As climate warms, a decline in snowmelt runoff

Based on hydrological model simulations and a new snowmelt tracking algorithm, we show that 53% of the total runoff in the western United States originates as snowmelt, despite only 37% of the precipitation falling as snow. In mountainous areas, snowmelt is responsible for 70% of the total runoff. By 2100, the contribution of snowmelt to runoff will decrease by one-third for the western U.S. in the IPCC RCP8.5 scenario. Snowmelt-derived runoff currently makes up two-thirds of the inflow to the region’s major reservoirs. We argue that substantial impacts on water supply are likely in a warmer climate.

Li, D., M. L. Wrzesien, M. Durand, J. Adam, and D. P. Lettenmaier (2017), How much runoff originates as snow in the western United States, and how will that change in the future?, Geophys. Res.

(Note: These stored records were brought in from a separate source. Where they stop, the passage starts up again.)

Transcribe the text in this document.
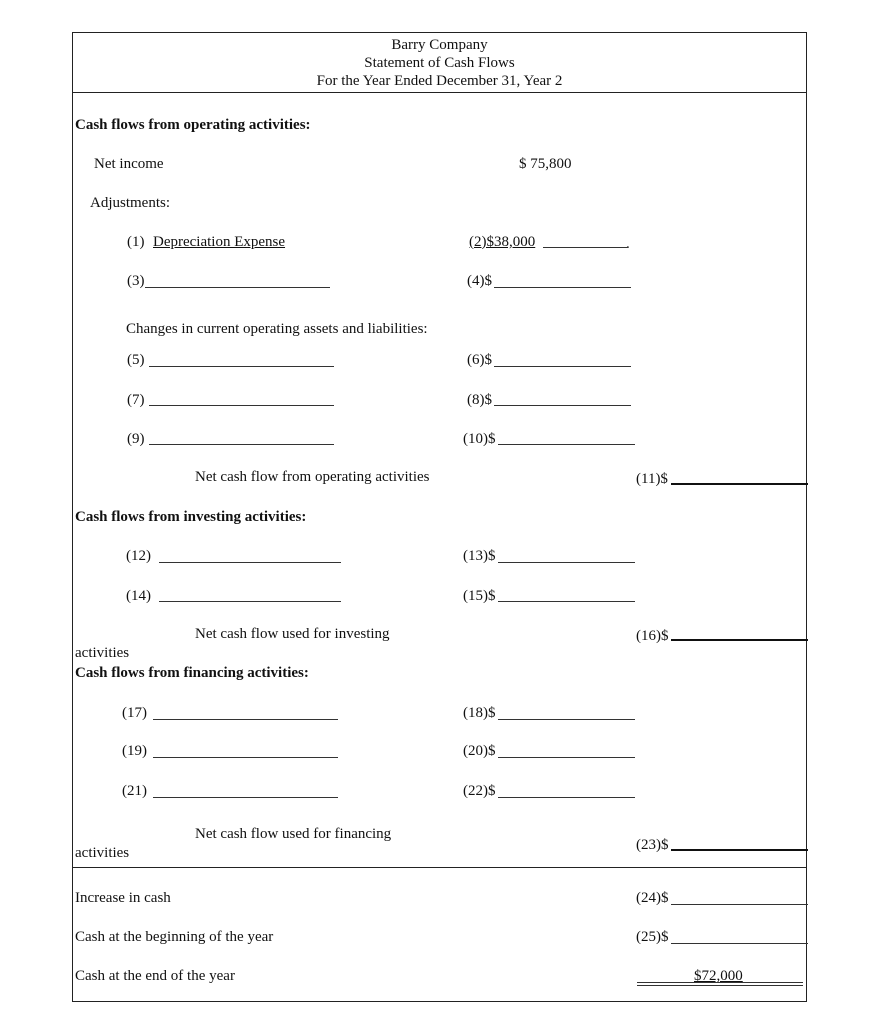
Barry Company
Statement of Cash Flows
For the Year Ended December 31, Year 2
Cash flows from operating activities:
Net income	$ 75,800
Adjustments:
(1) Depreciation Expense	(2)$38,000	.
(3)	(4)$
Changes in current operating assets and liabilities:
(5)	(6)$
(7)	(8)$
(9)	(10)$
Net cash flow from operating activities	(11)$
Cash flows from investing activities:
(12)	(13)$
(14)	(15)$
Net cash flow used for investing
activities
(16)$
Cash flows from financing activities:
(17)	(18)$
(19)	(20)$
(21)	(22)$
Net cash flow used for financing
activities	(23)$
Increase in cash	(24)$
Cash at the beginning of the year	(25)$
Cash at the end of the year	$72,000
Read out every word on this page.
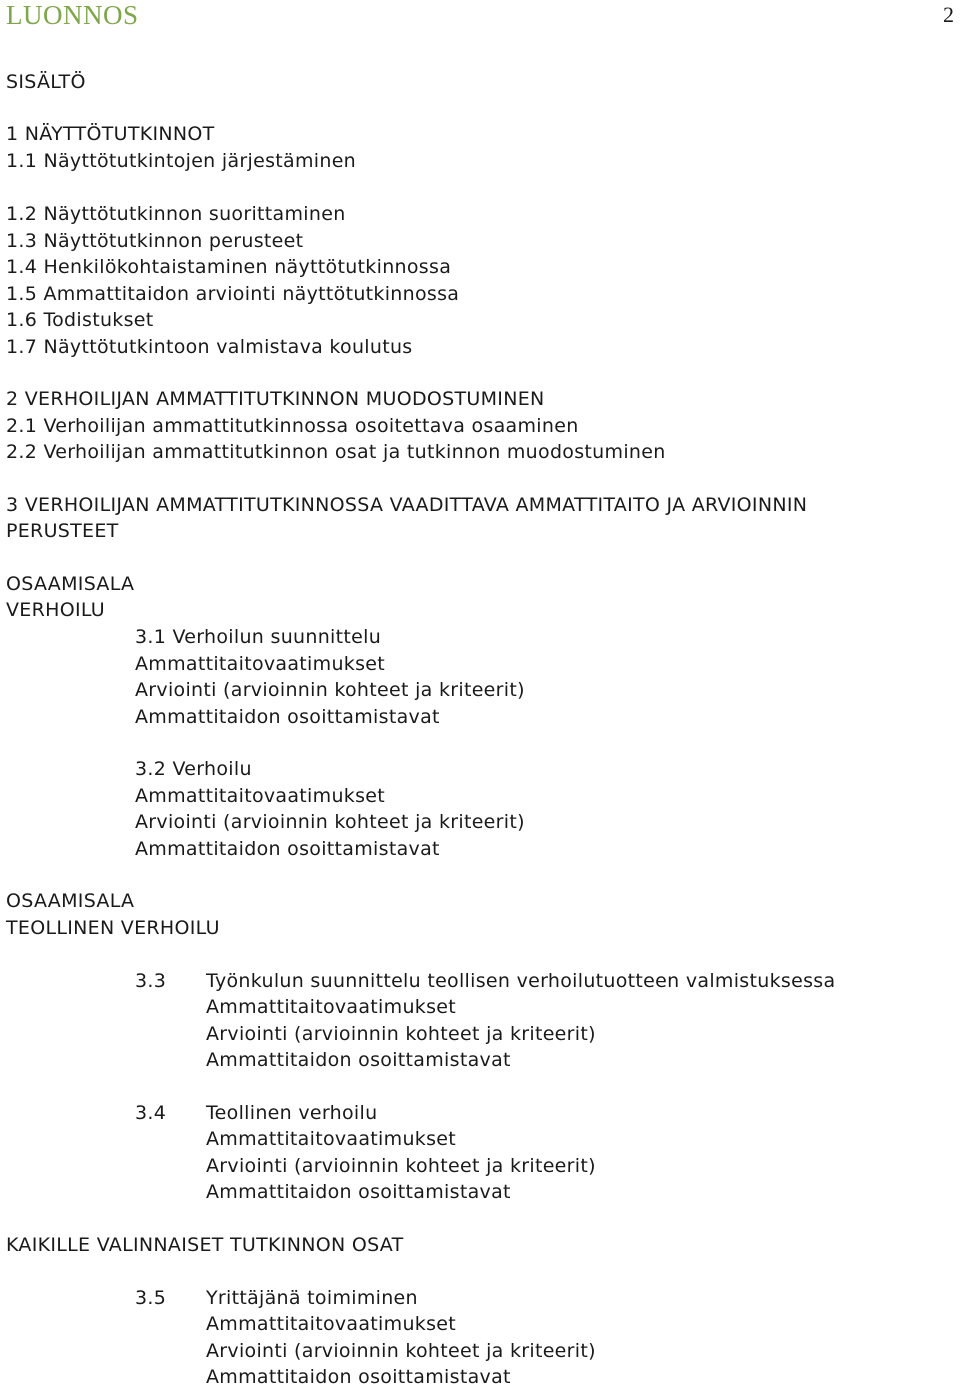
LUONNOS	2
SISÄLTÖ
1 NÄYTTÖTUTKINNOT
1.1 Näyttötutkintojen järjestäminen
1.2 Näyttötutkinnon suorittaminen
1.3 Näyttötutkinnon perusteet
1.4 Henkilökohtaistaminen näyttötutkinnossa
1.5 Ammattitaidon arviointi näyttötutkinnossa
1.6 Todistukset
1.7 Näyttötutkintoon valmistava koulutus
2 VERHOILIJAN AMMATTITUTKINNON MUODOSTUMINEN
2.1 Verhoilijan ammattitutkinnossa osoitettava osaaminen
2.2 Verhoilijan ammattitutkinnon osat ja tutkinnon muodostuminen
3 VERHOILIJAN AMMATTITUTKINNOSSA VAADITTAVA AMMATTITAITO JA ARVIOINNIN
PERUSTEET
OSAAMISALA
VERHOILU
3.1 Verhoilun suunnittelu
Ammattitaitovaatimukset
Arviointi (arvioinnin kohteet ja kriteerit)
Ammattitaidon osoittamistavat
3.2 Verhoilu
Ammattitaitovaatimukset
Arviointi (arvioinnin kohteet ja kriteerit)
Ammattitaidon osoittamistavat
OSAAMISALA
TEOLLINEN VERHOILU
3.3 Työnkulun suunnittelu teollisen verhoilutuotteen valmistuksessa
Ammattitaitovaatimukset
Arviointi (arvioinnin kohteet ja kriteerit)
Ammattitaidon osoittamistavat
3.4 Teollinen verhoilu
Ammattitaitovaatimukset
Arviointi (arvioinnin kohteet ja kriteerit)
Ammattitaidon osoittamistavat
KAIKILLE VALINNAISET TUTKINNON OSAT
3.5 Yrittäjänä toimiminen
Ammattitaitovaatimukset
Arviointi (arvioinnin kohteet ja kriteerit)
Ammattitaidon osoittamistavat
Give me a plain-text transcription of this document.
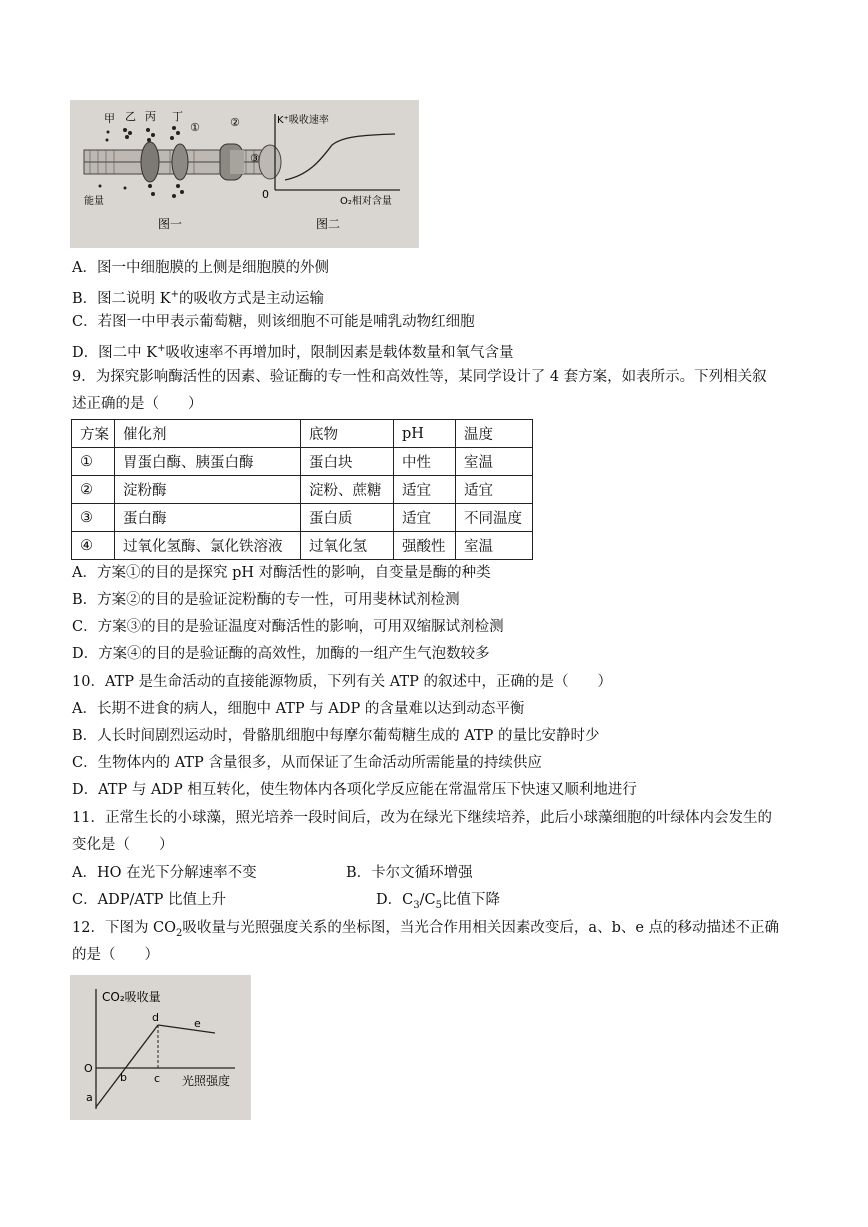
甲 乙 丙 丁
①	②
③
能量
图一
K⁺吸收速率
0
O₂相对含量
图二
A．图一中细胞膜的上侧是细胞膜的外侧
B．图二说明 K+的吸收方式是主动运输
C．若图一中甲表示葡萄糖，则该细胞不可能是哺乳动物红细胞
D．图二中 K+吸收速率不再增加时，限制因素是载体数量和氧气含量
9．为探究影响酶活性的因素、验证酶的专一性和高效性等，某同学设计了 4 套方案，如表所示。下列相关叙
述正确的是（　　）
方案	催化剂	底物	pH	温度
①	胃蛋白酶、胰蛋白酶	蛋白块	中性	室温
②	淀粉酶	淀粉、蔗糖	适宜	适宜
③	蛋白酶	蛋白质	适宜	不同温度
④	过氧化氢酶、氯化铁溶液	过氧化氢	强酸性	室温
A．方案①的目的是探究 pH 对酶活性的影响，自变量是酶的种类
B．方案②的目的是验证淀粉酶的专一性，可用斐林试剂检测
C．方案③的目的是验证温度对酶活性的影响，可用双缩脲试剂检测
D．方案④的目的是验证酶的高效性，加酶的一组产生气泡数较多
10．ATP 是生命活动的直接能源物质，下列有关 ATP 的叙述中，正确的是（　　）
A．长期不进食的病人，细胞中 ATP 与 ADP 的含量难以达到动态平衡
B．人长时间剧烈运动时，骨骼肌细胞中每摩尔葡萄糖生成的 ATP 的量比安静时少
C．生物体内的 ATP 含量很多，从而保证了生命活动所需能量的持续供应
D．ATP 与 ADP 相互转化，使生物体内各项化学反应能在常温常压下快速又顺利地进行
11．正常生长的小球藻，照光培养一段时间后，改为在绿光下继续培养，此后小球藻细胞的叶绿体内会发生的
变化是（　　）
A．HO 在光下分解速率不变	B．卡尔文循环增强
C．ADP/ATP 比值上升	D．$C_3/C_5$比值下降
12．下图为 $CO_2$吸收量与光照强度关系的坐标图，当光合作用相关因素改变后，a、b、e 点的移动描述不正确
的是（　　）
CO₂吸收量
光照强度
O
a
b c
d	e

Lett., 44, doi:10.1002/2017GL073551.

One Comment

  1. “Climate change is shrinking the West’s water supply : Three new studies show dry times ahead.” All three studies point to the influence of a warming climate. “Climate change is real, it’s here now, it’s serious and it’s impacting our water supplies in a way that will affect all of us,” says Bradley Udall, a water and climate researcher at Colorado State University.
    ? “The twenty-first century Colorado River hot drought and implications for the future,” Water Resources Research, February/March 2017.
    ? “Large near-term projected snowpack loss over the western United States,” Nature Communications, April 2017.
    ? “Depletion and response of deep groundwater to climate-induced pumping variability,” Nature Geoscience, January 2017.